I have some tweets and other variables that I would like to convert into a sparse matrix.
This is basically what my data looks like. Right now it is saved in a data.table with one column that contains the tweet and one column that contains the score.
Tweet Score
Sample Tweet :) 1
Different Tweet 0
I would like to convert this into a matrix that looks like this:
Score Sample Tweet Different :)
1 1 1 0 1
0 0 1 1 0
Where there is one row in the sparse matrix for each row in my data.table. Is there an easy way to do this in R?
This is close to what you want
library(Matrix)
words = unique(unlist(strsplit(dt[, Tweet], ' ')))

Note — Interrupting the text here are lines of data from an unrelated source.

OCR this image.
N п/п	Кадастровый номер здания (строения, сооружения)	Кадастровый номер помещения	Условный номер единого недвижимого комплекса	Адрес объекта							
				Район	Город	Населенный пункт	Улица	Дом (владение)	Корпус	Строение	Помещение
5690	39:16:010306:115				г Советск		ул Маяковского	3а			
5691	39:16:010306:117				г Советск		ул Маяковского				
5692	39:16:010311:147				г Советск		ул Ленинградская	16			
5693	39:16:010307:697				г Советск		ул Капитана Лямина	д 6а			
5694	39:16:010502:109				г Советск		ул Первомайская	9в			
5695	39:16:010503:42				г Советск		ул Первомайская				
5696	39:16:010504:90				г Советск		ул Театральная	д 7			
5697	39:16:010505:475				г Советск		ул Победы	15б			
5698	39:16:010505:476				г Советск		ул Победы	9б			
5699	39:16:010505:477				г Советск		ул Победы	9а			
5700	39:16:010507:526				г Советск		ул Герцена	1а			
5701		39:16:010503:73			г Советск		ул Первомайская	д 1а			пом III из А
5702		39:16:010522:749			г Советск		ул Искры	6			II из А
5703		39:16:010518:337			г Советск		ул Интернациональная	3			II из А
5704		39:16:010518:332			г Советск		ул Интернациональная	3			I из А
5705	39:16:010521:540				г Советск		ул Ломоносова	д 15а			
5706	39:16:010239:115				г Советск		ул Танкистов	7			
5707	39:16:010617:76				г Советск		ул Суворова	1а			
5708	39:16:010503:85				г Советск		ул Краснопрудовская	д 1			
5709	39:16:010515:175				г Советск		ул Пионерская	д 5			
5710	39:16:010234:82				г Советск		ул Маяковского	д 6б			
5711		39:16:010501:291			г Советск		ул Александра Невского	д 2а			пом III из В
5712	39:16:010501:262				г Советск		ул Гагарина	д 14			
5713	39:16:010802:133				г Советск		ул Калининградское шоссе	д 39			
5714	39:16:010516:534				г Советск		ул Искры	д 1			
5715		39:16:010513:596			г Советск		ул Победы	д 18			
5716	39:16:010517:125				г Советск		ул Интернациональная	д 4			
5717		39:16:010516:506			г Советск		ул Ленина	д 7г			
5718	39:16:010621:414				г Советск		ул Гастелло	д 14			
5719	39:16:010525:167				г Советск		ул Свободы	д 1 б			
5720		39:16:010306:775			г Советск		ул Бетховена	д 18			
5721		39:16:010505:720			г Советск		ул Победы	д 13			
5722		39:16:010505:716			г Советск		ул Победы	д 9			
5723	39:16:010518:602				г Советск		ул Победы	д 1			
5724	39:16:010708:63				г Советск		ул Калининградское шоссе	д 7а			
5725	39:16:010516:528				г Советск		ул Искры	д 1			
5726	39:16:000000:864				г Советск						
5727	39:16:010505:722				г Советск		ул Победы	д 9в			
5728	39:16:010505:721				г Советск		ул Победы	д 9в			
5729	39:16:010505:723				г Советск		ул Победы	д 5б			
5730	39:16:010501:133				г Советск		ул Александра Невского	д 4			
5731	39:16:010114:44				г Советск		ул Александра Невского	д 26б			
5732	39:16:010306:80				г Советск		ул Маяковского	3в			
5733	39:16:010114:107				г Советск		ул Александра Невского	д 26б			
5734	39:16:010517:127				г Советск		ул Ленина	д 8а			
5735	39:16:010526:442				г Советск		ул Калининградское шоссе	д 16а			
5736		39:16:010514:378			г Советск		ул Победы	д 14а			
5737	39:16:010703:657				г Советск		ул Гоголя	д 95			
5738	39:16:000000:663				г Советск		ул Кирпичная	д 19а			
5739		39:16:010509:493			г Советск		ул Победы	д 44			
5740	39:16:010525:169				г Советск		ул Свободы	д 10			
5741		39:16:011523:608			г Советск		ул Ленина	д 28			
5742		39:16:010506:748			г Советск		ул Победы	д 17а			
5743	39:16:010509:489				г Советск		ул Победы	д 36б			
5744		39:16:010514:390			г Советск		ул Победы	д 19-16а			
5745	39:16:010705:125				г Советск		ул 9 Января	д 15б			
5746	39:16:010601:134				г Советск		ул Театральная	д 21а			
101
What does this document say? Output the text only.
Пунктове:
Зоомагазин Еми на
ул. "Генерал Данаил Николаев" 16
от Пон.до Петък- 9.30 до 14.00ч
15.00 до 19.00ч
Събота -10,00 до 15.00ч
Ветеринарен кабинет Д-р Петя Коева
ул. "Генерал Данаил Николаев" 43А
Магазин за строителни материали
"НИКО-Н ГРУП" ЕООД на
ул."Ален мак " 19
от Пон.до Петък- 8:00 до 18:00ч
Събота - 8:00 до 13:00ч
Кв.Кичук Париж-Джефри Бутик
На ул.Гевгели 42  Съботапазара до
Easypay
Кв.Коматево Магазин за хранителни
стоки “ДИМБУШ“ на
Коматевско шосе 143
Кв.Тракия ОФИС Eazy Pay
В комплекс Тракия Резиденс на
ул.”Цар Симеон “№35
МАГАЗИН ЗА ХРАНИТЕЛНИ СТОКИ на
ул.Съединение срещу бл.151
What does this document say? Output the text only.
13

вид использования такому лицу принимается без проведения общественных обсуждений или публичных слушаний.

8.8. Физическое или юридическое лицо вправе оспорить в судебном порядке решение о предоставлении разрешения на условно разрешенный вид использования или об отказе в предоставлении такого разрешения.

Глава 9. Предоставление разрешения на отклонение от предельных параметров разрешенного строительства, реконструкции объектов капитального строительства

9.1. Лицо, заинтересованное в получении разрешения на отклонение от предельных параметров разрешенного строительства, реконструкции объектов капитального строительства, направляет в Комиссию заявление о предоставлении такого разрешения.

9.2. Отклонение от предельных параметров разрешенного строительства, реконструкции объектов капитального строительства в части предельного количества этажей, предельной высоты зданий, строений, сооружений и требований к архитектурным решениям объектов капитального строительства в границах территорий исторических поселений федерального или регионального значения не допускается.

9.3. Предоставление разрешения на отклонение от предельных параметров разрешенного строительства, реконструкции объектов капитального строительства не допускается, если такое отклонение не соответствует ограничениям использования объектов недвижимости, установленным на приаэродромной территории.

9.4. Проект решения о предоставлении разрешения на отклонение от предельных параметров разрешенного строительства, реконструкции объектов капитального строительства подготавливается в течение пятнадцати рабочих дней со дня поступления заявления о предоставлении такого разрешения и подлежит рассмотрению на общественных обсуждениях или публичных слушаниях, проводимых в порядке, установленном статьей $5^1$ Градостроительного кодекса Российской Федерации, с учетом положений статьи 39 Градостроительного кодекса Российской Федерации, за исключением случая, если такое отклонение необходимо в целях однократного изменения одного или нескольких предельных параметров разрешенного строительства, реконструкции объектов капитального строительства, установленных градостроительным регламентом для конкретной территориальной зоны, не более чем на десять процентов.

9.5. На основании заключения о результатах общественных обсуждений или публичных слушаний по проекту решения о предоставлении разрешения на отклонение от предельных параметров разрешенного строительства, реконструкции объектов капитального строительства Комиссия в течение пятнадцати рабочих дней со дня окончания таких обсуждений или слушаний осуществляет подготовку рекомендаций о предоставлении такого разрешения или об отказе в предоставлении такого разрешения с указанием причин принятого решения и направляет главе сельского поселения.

M = Matrix(0, nrow = NROW(dt), ncol = length(words))
colnames(M) = words
for(j in 1:length(words)){
M[, j] = grepl(paste0('\\b', words[j], '\\b'), dt[, Tweet])
}
M = cbind(M, as.matrix(dt[, setdiff(names(dt),'Tweet'), with=F]))
#2 x 5 sparse Matrix of class "dgCMatrix"
# Sample Tweet :) Different Score
#[1,] 1 1 . . 1
#[2,] . 1 . 1 .
The only small issue is that the regex is not recognising ':)'
as a word. Maybe someone who knows regex better can advise how to fix this.